BAB II : SI PRIORITAS DAN SI NOMOR DUA

18 12 5
                                    

BAB II : SI PRIORITAS DAN SI NOMOR DUA

☆☆☆

Bukan aku yang meminta dilahirkan,
Anda sendiri yang memintaku pada Tuhan.
Lantas, ketika aku kini hadir, anda menganggap aku beban?

☆☆☆

Altezza selalu ramah pada perempuan. Dan ramahnya itu kadang menjadi boomerang baginya. Altezza sering di jauhi oleh kaum adam yang merasa iri-dengki, sebab Altezza dengan mudah bermain bersama para perempuan cantik.

Anak laki-laki itu benar-benar baik. Dia selalu ada untuk mereka yang keluarganya rapuh. Dia selalu mendengarkan cerita mereka tanpa menghujat, itu yang membuat para perempuan nyaman berkeluh-kesah dengannya. Karena pada dasarnya, perempuan hanya ingin dimengerti, didengarkan dan dipahami.

"Ahh, begitu." Altezza mengangguk-angguk mengerti seusai mendengarkan cerita gadis cantik didepannya. Namanya Mona—teman satu sekolahan yang sayangnya hidup diantara keluarga beraturan ketat. "Lo butuh saran? Gue rasa, cara pikir lo perlu dirubah."

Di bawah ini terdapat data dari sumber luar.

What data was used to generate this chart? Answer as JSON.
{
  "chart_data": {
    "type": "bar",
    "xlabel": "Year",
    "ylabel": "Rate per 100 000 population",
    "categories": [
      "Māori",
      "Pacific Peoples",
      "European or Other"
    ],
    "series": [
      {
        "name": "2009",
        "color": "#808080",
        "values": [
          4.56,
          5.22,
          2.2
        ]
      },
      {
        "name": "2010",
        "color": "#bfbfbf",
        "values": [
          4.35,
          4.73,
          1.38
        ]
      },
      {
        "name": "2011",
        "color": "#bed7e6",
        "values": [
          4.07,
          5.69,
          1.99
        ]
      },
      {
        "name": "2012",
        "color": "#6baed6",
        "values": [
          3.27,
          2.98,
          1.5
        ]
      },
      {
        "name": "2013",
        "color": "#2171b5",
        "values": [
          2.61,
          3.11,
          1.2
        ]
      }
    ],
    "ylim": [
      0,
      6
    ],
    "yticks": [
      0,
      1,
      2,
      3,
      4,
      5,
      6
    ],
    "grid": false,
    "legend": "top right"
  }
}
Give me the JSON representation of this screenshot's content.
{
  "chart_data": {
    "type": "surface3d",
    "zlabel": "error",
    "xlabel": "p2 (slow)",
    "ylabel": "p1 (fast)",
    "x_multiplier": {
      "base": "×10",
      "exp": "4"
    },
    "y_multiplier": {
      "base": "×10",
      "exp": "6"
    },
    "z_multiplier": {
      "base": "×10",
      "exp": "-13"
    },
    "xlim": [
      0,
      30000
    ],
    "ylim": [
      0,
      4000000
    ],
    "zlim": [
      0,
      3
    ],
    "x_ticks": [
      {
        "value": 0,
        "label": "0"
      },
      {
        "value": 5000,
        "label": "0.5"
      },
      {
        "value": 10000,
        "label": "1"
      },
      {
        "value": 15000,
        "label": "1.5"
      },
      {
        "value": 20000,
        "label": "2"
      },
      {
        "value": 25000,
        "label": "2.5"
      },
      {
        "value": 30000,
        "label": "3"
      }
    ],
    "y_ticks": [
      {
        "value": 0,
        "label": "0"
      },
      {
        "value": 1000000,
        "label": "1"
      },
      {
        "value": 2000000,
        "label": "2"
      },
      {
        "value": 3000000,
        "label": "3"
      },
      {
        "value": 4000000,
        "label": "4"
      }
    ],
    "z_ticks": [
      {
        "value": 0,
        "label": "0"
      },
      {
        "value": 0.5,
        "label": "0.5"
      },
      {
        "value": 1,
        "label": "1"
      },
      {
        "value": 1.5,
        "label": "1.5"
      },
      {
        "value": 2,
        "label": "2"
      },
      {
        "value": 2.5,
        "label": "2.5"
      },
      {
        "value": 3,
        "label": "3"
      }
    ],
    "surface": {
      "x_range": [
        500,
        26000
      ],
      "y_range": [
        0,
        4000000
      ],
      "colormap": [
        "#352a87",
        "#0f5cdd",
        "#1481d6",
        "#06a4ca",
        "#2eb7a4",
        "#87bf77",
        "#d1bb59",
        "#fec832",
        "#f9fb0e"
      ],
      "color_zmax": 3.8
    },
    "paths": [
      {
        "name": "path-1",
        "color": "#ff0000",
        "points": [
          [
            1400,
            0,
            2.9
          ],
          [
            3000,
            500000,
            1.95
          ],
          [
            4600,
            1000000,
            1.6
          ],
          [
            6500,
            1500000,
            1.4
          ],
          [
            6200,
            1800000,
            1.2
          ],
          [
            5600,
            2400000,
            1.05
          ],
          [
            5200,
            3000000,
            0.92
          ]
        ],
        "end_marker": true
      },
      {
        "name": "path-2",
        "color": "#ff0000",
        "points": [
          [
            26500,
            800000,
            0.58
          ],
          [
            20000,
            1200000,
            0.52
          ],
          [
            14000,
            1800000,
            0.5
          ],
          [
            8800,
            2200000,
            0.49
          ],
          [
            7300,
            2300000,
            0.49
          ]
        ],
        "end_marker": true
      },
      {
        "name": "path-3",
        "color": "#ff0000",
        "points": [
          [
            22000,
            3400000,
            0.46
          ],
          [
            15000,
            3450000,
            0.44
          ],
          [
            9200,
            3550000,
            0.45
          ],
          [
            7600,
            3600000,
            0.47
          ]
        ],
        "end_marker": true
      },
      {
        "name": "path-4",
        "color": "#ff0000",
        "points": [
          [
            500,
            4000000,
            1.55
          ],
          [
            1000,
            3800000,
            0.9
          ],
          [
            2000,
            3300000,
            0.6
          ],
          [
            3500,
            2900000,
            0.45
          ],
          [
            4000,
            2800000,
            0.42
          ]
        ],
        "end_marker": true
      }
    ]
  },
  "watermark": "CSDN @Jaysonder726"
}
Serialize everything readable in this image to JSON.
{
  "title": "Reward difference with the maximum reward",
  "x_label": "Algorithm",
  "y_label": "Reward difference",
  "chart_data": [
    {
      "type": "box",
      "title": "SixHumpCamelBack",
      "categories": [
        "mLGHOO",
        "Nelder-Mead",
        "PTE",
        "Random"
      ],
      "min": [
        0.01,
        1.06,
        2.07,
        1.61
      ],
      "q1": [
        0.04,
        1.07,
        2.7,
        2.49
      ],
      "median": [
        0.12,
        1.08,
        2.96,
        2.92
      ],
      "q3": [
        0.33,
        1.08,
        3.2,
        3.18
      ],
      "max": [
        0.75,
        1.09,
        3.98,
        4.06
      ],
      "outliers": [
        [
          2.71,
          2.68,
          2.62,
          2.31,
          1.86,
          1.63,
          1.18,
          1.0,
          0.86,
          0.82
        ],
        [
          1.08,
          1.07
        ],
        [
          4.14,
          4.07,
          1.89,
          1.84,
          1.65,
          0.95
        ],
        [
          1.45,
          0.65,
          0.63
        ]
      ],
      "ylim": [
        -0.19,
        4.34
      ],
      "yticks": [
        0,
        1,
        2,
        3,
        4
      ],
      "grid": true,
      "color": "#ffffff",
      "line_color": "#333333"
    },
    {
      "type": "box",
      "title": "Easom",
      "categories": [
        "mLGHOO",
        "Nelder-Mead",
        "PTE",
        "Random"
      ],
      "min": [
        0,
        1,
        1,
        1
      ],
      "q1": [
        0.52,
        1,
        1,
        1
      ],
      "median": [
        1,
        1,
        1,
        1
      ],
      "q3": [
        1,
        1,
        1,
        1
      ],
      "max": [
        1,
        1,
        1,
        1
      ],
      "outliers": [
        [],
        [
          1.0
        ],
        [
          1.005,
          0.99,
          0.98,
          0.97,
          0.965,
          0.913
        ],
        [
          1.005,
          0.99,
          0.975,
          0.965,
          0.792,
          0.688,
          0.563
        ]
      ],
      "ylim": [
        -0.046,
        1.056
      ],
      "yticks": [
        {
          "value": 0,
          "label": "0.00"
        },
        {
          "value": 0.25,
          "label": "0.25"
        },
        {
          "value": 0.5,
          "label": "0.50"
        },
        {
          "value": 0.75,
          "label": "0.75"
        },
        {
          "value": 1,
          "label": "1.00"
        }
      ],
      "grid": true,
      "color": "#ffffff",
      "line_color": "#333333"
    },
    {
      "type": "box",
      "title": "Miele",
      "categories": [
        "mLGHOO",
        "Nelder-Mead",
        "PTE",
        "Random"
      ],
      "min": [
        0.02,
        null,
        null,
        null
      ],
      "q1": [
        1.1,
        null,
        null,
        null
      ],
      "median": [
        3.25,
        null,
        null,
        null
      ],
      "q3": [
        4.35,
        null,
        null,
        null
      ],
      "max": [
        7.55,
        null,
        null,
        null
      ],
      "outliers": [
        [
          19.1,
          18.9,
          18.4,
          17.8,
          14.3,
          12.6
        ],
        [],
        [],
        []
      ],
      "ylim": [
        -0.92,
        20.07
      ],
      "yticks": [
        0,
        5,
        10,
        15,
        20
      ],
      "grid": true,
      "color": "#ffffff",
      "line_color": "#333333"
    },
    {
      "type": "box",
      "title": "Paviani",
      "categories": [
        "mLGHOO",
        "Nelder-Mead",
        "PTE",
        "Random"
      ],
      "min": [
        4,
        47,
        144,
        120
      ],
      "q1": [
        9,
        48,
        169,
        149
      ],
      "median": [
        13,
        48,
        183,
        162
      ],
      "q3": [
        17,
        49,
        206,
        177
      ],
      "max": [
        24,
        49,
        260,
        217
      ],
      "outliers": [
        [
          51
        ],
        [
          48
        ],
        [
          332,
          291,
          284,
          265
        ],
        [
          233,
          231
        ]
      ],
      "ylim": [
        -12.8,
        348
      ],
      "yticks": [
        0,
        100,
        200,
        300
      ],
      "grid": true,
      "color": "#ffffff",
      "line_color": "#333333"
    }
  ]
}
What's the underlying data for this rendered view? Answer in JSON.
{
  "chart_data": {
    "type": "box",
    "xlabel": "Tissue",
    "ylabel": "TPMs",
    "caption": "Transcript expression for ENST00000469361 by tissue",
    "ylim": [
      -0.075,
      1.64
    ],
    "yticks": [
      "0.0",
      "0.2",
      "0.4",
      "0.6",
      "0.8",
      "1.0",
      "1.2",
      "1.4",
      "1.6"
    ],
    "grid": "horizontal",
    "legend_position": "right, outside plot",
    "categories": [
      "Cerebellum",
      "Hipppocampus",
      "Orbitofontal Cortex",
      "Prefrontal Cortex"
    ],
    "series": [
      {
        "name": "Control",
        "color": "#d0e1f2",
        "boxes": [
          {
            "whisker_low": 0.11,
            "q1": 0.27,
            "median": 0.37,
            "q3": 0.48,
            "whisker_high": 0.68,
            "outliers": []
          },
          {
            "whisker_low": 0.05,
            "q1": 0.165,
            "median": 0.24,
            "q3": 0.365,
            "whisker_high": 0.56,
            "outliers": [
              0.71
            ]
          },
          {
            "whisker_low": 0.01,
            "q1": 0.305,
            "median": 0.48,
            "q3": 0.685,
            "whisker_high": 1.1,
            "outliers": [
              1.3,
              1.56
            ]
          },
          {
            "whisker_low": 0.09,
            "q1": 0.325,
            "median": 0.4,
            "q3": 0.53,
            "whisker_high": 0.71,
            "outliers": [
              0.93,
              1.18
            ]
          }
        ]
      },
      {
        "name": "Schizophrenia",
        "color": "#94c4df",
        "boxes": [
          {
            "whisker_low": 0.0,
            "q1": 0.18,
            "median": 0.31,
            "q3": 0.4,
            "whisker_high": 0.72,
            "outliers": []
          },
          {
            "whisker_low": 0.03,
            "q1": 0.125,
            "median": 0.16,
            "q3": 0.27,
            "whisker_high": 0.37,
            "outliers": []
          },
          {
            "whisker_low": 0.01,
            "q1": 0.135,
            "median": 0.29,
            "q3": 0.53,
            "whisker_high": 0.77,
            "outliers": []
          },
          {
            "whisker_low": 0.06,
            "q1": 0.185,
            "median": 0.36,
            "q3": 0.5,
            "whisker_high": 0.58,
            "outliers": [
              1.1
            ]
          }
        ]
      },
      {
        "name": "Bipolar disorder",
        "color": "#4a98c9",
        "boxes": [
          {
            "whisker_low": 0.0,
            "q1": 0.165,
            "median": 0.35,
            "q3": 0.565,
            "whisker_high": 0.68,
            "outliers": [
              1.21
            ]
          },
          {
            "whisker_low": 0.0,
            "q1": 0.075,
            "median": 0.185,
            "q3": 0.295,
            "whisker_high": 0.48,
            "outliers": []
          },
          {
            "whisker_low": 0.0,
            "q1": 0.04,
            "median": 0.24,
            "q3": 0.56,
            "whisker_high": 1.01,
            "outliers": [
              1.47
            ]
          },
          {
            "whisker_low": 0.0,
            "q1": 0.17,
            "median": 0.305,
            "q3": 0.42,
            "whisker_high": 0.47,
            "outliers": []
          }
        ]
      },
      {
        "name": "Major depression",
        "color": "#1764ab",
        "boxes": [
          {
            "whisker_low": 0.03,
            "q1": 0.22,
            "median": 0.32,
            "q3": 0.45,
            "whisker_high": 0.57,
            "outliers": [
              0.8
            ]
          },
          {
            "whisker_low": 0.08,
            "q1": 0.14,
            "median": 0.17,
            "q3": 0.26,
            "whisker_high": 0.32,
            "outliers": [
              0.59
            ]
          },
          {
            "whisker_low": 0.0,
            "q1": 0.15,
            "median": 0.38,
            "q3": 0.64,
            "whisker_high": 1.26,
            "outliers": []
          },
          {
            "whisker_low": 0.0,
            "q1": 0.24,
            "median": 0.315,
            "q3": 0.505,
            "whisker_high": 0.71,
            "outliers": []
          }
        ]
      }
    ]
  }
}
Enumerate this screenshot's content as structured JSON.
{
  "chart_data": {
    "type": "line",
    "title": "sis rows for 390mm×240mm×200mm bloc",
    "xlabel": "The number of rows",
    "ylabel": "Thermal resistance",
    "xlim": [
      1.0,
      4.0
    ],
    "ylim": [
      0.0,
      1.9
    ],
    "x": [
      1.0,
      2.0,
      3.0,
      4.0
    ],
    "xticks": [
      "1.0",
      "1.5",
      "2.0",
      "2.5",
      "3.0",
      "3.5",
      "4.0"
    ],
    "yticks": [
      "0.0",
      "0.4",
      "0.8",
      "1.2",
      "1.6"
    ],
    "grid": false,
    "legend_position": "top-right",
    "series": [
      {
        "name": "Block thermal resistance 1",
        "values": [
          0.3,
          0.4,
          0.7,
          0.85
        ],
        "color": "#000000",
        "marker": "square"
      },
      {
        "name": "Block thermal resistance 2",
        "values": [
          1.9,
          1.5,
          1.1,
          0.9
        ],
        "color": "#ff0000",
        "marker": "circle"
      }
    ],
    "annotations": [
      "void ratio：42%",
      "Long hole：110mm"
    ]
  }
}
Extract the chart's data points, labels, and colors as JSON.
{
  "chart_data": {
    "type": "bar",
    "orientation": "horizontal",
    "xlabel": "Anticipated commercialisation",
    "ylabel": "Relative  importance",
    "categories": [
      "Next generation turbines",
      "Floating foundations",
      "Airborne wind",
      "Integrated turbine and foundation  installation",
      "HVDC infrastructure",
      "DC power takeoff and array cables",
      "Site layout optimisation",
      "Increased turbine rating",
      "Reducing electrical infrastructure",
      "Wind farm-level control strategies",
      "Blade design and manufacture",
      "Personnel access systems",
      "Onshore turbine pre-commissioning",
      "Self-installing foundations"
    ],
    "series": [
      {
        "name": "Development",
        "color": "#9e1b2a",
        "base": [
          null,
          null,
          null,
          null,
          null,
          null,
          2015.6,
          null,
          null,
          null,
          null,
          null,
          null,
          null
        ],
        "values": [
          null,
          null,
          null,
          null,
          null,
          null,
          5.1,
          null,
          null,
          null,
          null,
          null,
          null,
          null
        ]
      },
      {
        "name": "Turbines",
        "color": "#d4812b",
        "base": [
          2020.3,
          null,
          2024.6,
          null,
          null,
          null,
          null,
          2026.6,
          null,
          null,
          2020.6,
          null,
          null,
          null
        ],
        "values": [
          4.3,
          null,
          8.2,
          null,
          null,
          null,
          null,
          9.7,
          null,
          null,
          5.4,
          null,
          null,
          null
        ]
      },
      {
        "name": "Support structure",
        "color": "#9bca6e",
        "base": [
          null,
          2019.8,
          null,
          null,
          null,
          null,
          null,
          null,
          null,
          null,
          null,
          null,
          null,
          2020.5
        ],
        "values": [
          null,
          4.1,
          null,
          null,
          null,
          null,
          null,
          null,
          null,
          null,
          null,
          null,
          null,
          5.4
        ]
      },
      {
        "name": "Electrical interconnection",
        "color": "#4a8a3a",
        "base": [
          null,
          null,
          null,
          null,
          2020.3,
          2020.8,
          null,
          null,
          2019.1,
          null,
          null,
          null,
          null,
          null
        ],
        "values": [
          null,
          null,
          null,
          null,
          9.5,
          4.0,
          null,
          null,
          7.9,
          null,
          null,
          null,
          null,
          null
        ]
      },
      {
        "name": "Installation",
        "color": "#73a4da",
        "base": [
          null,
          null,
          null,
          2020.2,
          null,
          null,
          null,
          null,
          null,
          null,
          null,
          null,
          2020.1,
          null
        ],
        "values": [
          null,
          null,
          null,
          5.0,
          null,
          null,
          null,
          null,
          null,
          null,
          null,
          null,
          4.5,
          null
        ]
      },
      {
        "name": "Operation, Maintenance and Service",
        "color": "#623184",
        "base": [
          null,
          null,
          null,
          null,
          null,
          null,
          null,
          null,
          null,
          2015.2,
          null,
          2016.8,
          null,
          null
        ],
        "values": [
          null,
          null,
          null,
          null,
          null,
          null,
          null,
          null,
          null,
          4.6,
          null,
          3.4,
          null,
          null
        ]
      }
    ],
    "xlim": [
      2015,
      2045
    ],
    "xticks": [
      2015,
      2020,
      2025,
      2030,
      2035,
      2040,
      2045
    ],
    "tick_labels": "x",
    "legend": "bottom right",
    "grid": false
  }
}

Mona menghela napas. "Pasti lo mau bilang kalo gue emang anak nakal." Mona meminum es kopinya. Kini mereka memang ada di sebuah caffe yang buka 24 jam.

"Bukan-bukan. Cara lo emang salah, tapi lo enggak sepenuhnya salah. Ngerti enggak si?"

"Gue tau apa yang lo rasain. Gue mengerti. Pasti berat saat lo dituntut untuk sesuatu yang enggak lo suka. Tapi, pelarian lo itu salah."

"Ya, apa sarannya?"

"Pertama, kurangi pergaulan malam lo. Setertekan apa pun lo, kurangi mabok-mabokan deh. Enggak baik. Percaya sama gue. Logikanya gini, lo anak perempuan, jelaslah punya aturannya sendiri. Kedua, coba lihat dari sudut pandang lain. Papa lo mungkin ngelarang karena punya alasan kuat. Lo enggak pernah tau apa yang ada dipikiran orang tua." Altezza terdiam, dia teringat pada mamanya.

"Bukan maksud gue nge-judge ya. Tapi, lo salah pilih teman cerita, gue rasa. Lo cerita sama teman-teman yang suka mabok, otomatis mereka bakal ngajak lo kejurang yang sama." Altezza menelan ludah. Dirinya takut salah bicara. "Coba nyari temen yang ngasih saran yang baik. Lingkungan lo akan membentuk karakter lo. Kalo lo temanan sama orang-orang yang ngasi saran buruk, lo bakalan jadi buruk juga."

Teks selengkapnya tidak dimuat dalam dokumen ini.